First, there’s one from farming, or biochemistry if you prefer. To feed the world, we need lots of nitrogen to make fertiliser. The chemical process to do this commercially is energy-intensive, and nearly 2% of the world’s power goes on this one thing. But… there is a family of plants, the leguminosae, which fix nitrogen from the air into the soil using nothing more than sunlight and the organic molecules in their roots. They are very varied, from peas and beans down to fodder crops like clover, and up to quite sizeable trees. We don’t yet know exactly how this nitrogen fixing works. We think we know the key biochemical involved, but it’s complicated… too complicated for our best supercomputers to analyse. A quantum computer might solve the problem in short order.
Climate science is another case. There are several computer programs which aim to model what is going on globally. They are fearfully complicated, aiming to include as wide a range as possible of contributing factors, together with their mutual interaction. Once again, the problem is too complicated to solve in a realistic time. So, naturally, each group working on this makes what they regard as appropriate simplifications and approximations. A quantum computer would certainly allow for more factors to be integrated, and would also allow more exploration of the consequences of one action rather than another. We could experiment with what-if models, and find effective ways to deploy limited resources.
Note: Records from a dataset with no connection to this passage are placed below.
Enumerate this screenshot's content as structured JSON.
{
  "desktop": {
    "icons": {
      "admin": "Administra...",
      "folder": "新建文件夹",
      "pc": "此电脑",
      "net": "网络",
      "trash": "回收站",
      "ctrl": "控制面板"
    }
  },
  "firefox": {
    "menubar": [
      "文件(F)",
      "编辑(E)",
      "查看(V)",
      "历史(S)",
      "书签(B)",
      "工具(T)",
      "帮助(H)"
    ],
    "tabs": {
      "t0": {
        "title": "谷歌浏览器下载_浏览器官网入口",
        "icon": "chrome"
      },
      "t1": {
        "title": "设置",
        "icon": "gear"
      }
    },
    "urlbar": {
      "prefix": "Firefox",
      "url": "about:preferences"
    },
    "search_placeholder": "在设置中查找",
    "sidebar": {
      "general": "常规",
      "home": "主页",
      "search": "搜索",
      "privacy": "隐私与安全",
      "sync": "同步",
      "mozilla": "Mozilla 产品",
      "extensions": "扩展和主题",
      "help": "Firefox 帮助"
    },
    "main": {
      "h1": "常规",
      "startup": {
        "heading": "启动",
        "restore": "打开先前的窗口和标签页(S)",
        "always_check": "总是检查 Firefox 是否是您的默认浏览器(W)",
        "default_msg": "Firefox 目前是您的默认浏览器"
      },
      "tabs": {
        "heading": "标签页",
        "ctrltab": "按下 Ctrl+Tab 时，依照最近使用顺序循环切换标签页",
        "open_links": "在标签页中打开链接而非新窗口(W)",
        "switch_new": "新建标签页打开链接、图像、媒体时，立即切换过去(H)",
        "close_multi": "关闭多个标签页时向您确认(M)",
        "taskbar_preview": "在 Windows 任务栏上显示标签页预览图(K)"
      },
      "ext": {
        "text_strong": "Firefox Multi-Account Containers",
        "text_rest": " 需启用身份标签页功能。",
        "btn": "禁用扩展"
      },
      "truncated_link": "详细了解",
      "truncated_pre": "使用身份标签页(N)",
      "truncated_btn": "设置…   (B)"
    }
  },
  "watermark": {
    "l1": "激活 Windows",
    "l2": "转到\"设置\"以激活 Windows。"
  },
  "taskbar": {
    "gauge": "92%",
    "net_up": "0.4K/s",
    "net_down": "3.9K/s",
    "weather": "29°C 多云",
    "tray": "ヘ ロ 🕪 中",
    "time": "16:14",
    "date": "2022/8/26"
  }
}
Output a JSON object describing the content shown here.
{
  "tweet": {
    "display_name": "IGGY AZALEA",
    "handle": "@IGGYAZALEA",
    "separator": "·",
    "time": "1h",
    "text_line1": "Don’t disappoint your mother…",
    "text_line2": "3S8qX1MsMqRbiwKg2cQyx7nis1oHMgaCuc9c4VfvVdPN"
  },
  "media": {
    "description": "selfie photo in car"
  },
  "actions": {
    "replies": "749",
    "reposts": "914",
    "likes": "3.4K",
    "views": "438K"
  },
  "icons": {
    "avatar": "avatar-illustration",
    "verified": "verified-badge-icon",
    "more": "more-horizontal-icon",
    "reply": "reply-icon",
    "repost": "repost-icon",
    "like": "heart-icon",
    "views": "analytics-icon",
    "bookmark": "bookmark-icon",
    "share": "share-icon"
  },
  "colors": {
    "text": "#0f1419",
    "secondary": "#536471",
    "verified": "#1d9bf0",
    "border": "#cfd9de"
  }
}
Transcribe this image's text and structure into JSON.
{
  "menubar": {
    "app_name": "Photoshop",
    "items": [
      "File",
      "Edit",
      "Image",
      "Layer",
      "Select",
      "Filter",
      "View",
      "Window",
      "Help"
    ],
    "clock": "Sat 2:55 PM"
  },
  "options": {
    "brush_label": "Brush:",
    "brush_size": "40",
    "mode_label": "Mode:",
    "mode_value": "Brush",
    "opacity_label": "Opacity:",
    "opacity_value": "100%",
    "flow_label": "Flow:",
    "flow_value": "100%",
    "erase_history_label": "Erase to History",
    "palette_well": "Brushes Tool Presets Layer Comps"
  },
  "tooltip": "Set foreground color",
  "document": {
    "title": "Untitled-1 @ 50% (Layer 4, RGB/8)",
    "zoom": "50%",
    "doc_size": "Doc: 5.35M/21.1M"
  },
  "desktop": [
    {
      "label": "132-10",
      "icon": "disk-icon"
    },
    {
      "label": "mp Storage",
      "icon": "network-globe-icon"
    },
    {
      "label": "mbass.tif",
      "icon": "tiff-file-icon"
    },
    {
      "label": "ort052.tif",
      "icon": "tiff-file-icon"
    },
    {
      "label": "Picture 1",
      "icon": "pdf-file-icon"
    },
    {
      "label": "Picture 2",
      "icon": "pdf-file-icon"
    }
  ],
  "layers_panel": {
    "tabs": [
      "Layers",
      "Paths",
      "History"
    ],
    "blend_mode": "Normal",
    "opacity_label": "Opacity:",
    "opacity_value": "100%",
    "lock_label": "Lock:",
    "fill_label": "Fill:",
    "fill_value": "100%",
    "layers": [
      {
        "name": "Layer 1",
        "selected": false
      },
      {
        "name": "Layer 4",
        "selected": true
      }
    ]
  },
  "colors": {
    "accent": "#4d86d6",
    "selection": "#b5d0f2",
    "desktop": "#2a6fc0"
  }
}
So that’s a little of what might be achieved with a quantum computer. To finish this blog post off, what impact might one have in science fiction, and my own writing in particular. Well, unlike the previous two weeks, my answer here would be “not very much, I think“. Most writers, including myself, simply assume that future computers will be more powerful, more capable, than those of today. The exact technical architecture is of less literary importance! Right now it looks as if a quantum computer will only work at extremely low temperatures, not far above absolute zero. So you are talking about sizeable, static installations. If we manage to find or make the necessary materials that they could run at room temperature, that could change, but that’s way more than five years away.
So in my stories, Slate would not be a quantum computer, just a regular one running some very sophisticated software. Now, the main information hub down in London, Khufu, could possibly be such a thing – certainly he’s a better candidate, sitting statically in one place, processing and analysing vast quantities of data, making connections between facts that aren’t at all obvious on the surface. But as regards the story, it hardly matters whether he is one or the other.
So, interested as I am in the development of a quantum computer, I don’t think it will feature in an important way in the world of Far from the Spaceports!
That’s it for today, and indeed for this little series… until next year.